CONSTATER que Monsieur [P] [F] a avancé pour le compte de Madame [B] [R] la somme de 28.680 euros au titre des deux premières annuités de la rente viagère, d'acompte et de provision pour le Notaire ;

CONSTATER que Monsieur [P] [F] a avancé pour le compte de Madame [B] [R] la somme de 159.300 euros à la signature de l'acte réitéré pour lui permettre l'acquisition de la maison à GRAVESON ;

CONSTATER que Monsieur [P] [F] a avancé pour le compte de Madame [B] [R] la somme de 1.980 euros au titre des rentes viagères courant de janvier 2012 à février 2013 ;

CONSTATER que le versement de ces sommes par Monsieur [F], relatifs à l'acquisition de la propriété de GRAVESON par Madame [R], constitue une créance entre concubins;

CONSTATER que le versement de ces sommes par Monsieur [F] constitue une dépense excessive hors le champ normal des dépenses de la vie courante du couple ;

CONSTATER que le versement de ces sommes par Monsieur [F] constitue son appauvrissement et corrélativement l'enrichissement de Madame [F] en l'absence de cause du flux patrimonial ;

CONSTATER que Madame [R], aux termes des nombreux courriels échangés, a reconnu devoir les sommes susvisées à Monsieur [F] ;

En conséquence,

REFORMER purement et simplement le jugement rendu par le Tribunal de Grande Instance de Grasse le 12 janvier 2017 en toutes ses dispositions ;

DIRE ET JUGER que Monsieur [F] est bien fondé à solliciter le remboursement de l'intégralité des sommes qu'il a prêtées à Madame [R] ;

CONDAMNER Madame [R] à payer à Monsieur [F] la somme totale de 195.960 euros à titre de remboursement des sommes versées pour permettre l'acquisition de la maison à GRAVESON, outre intérêts au taux légal, depuis la date de remise des fonds à la requise ;

CONDAMNER Madame [B] [R] à verser à Monsieur [P] [F] une somme de 30.000 euros à titre de justes dommages et intérêts ;

CONDAMNER Madame [B] [R] à verser à Monsieur [P] [F] la somme de 5.000 euros en application des dispositions de l'article 700 du Code de Procédure Civile ;

CONDAMNER Madame [B] [R] aux entiers dépens, conformément aux dispositions de l'article 699 du Code de Procédure Civile.

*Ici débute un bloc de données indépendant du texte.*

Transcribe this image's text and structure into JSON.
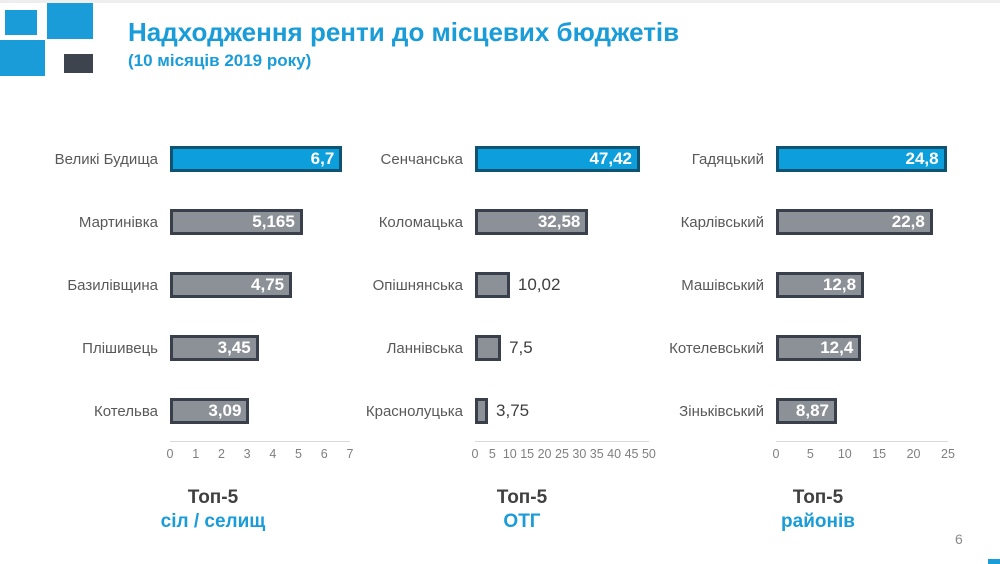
{
  "header": {
    "title": "Надходження ренти до місцевих бюджетів",
    "subtitle": "(10 місяців 2019 року)"
  },
  "footer": {
    "page_number": "6"
  },
  "colors": {
    "accent_blue": "#1A9CD9",
    "bar_blue_fill": "#0C9FDB",
    "bar_blue_border": "#0E5372",
    "bar_gray_fill": "#8B9197",
    "bar_gray_border": "#39404B",
    "category_label": "#595959",
    "tick_label": "#7F7F7F",
    "caption_dark": "#404040",
    "axis_line": "#D9D9D9",
    "logo_dark": "#3D444E"
  },
  "chart_data": [
    {
      "type": "bar",
      "orientation": "horizontal",
      "caption": [
        "Топ-5",
        "сіл / селищ"
      ],
      "categories": [
        "Великі Будища",
        "Мартинівка",
        "Базилівщина",
        "Плішивець",
        "Котельва"
      ],
      "values": [
        6.7,
        5.165,
        4.75,
        3.45,
        3.09
      ],
      "value_labels": [
        "6,7",
        "5,165",
        "4,75",
        "3,45",
        "3,09"
      ],
      "xlim": [
        0,
        7
      ],
      "ticks": [
        "0",
        "1",
        "2",
        "3",
        "4",
        "5",
        "6",
        "7"
      ],
      "highlight_index": 0,
      "grid": false,
      "legend": false
    },
    {
      "type": "bar",
      "orientation": "horizontal",
      "caption": [
        "Топ-5",
        "ОТГ"
      ],
      "categories": [
        "Сенчанська",
        "Коломацька",
        "Опішнянська",
        "Ланнівська",
        "Краснолуцька"
      ],
      "values": [
        47.42,
        32.58,
        10.02,
        7.5,
        3.75
      ],
      "value_labels": [
        "47,42",
        "32,58",
        "10,02",
        "7,5",
        "3,75"
      ],
      "xlim": [
        0,
        50
      ],
      "ticks": [
        "0",
        "5",
        "10",
        "15",
        "20",
        "25",
        "30",
        "35",
        "40",
        "45",
        "50"
      ],
      "highlight_index": 0,
      "grid": false,
      "legend": false
    },
    {
      "type": "bar",
      "orientation": "horizontal",
      "caption": [
        "Топ-5",
        "районів"
      ],
      "categories": [
        "Гадяцький",
        "Карлівський",
        "Машівський",
        "Котелевський",
        "Зіньківський"
      ],
      "values": [
        24.8,
        22.8,
        12.8,
        12.4,
        8.87
      ],
      "value_labels": [
        "24,8",
        "22,8",
        "12,8",
        "12,4",
        "8,87"
      ],
      "xlim": [
        0,
        25
      ],
      "ticks": [
        "0",
        "5",
        "10",
        "15",
        "20",
        "25"
      ],
      "highlight_index": 0,
      "grid": false,
      "legend": false
    }
  ]
}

Il soutient à l'appui de ses prétentions:

Qu'il s'était pu proposer par un ami agent immobilier l'achat d'un bien en viager qu'il envisageait d'acquérir comme pied à terre. Que Mme [R] qui s'était chargé de l'opération lui avait indiqué vouloir acquérir seule ce bien.

Qu'il lui avait avancé les fonds pour régler deux annuités puis le bouquet sans pouvoir moralement solliciter la rédaction d'un écrit.

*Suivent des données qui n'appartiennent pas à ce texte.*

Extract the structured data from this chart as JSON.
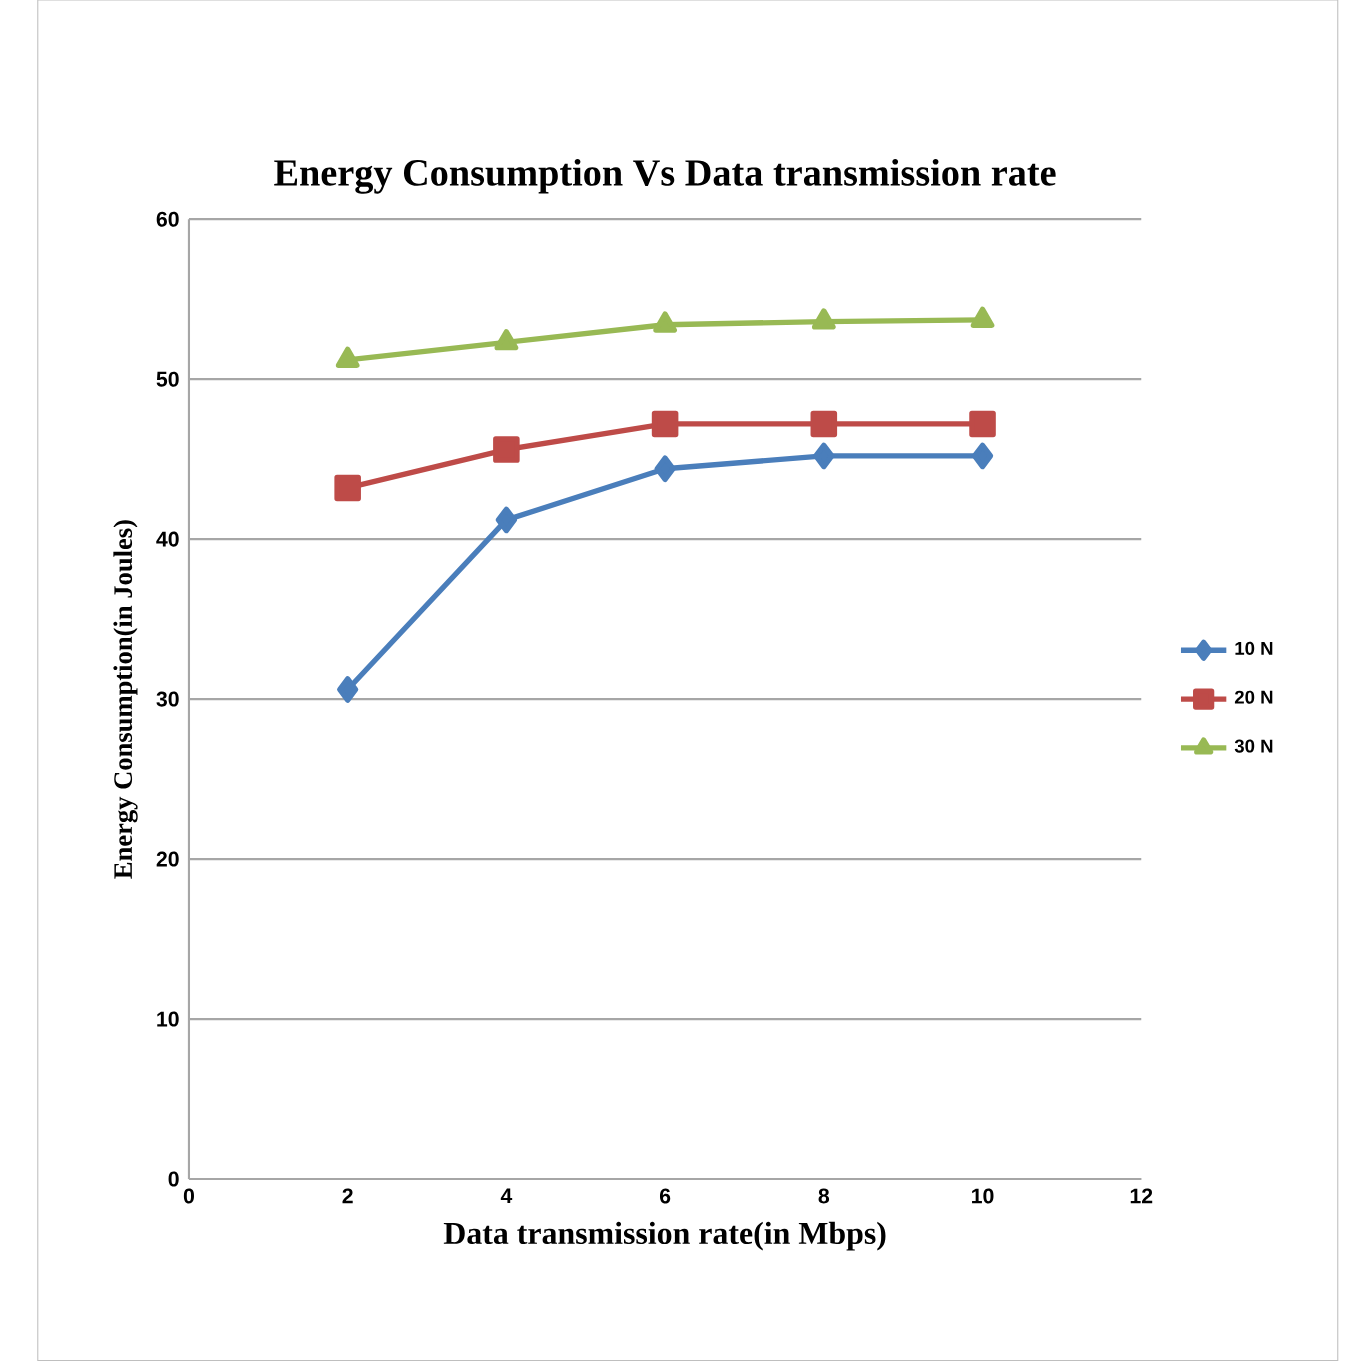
{
  "chart_data": {
    "type": "line",
    "title": "Energy Consumption Vs Data transmission rate",
    "xlabel": "Data transmission rate(in Mbps)",
    "ylabel": "Energy Consumption(in Joules)",
    "x": [
      2,
      4,
      6,
      8,
      10
    ],
    "series": [
      {
        "name": "10 N",
        "color": "#4a7ebb",
        "marker": "diamond",
        "values": [
          30.6,
          41.2,
          44.4,
          45.2,
          45.2
        ]
      },
      {
        "name": "20 N",
        "color": "#be4b48",
        "marker": "square",
        "values": [
          43.2,
          45.6,
          47.2,
          47.2,
          47.2
        ]
      },
      {
        "name": "30 N",
        "color": "#98b954",
        "marker": "triangle",
        "values": [
          51.2,
          52.3,
          53.4,
          53.6,
          53.7
        ]
      }
    ],
    "xlim": [
      0,
      12
    ],
    "xticks": [
      0,
      2,
      4,
      6,
      8,
      10,
      12
    ],
    "ylim": [
      0,
      60
    ],
    "yticks": [
      0,
      10,
      20,
      30,
      40,
      50,
      60
    ],
    "grid": "y",
    "legend": "right",
    "line_style": "solid"
  }
}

Qu'ayant par la suite appris la mort de la crédirentière il avait sans succès sollicité le remboursement des sommes prêtées à Mme [R].

Il maintient qu'il a avancé les fonds à sa compagne pour lui permettre d'acquérir le bien immobilier en viager, à charge pour elle de rendre les fonds payés pour son compte par Monsieur [F], au moment où le bien en viager serait libéré par la crédirentière.

Qu'eu égard à la relation amoureuse entretenue par les parties, il se trouvait dans l'impossibilité morale de solliciter un écrit constatant le prêt à Madame [R],

Que conformément à l'article 1300 du Code Civil, le versement des sommes par Monsieur [F] à Madame [R] constitue un enrichissement injustifié.

Que l'enrichissement de Madame [R] est constitué par le bénéfice qu'elle a tiré du financement de l'acquisition qu'elle a faite en son nom propre pour une demeure à GRAVESON, estimée aujourd'hui à près de 400.000 euros.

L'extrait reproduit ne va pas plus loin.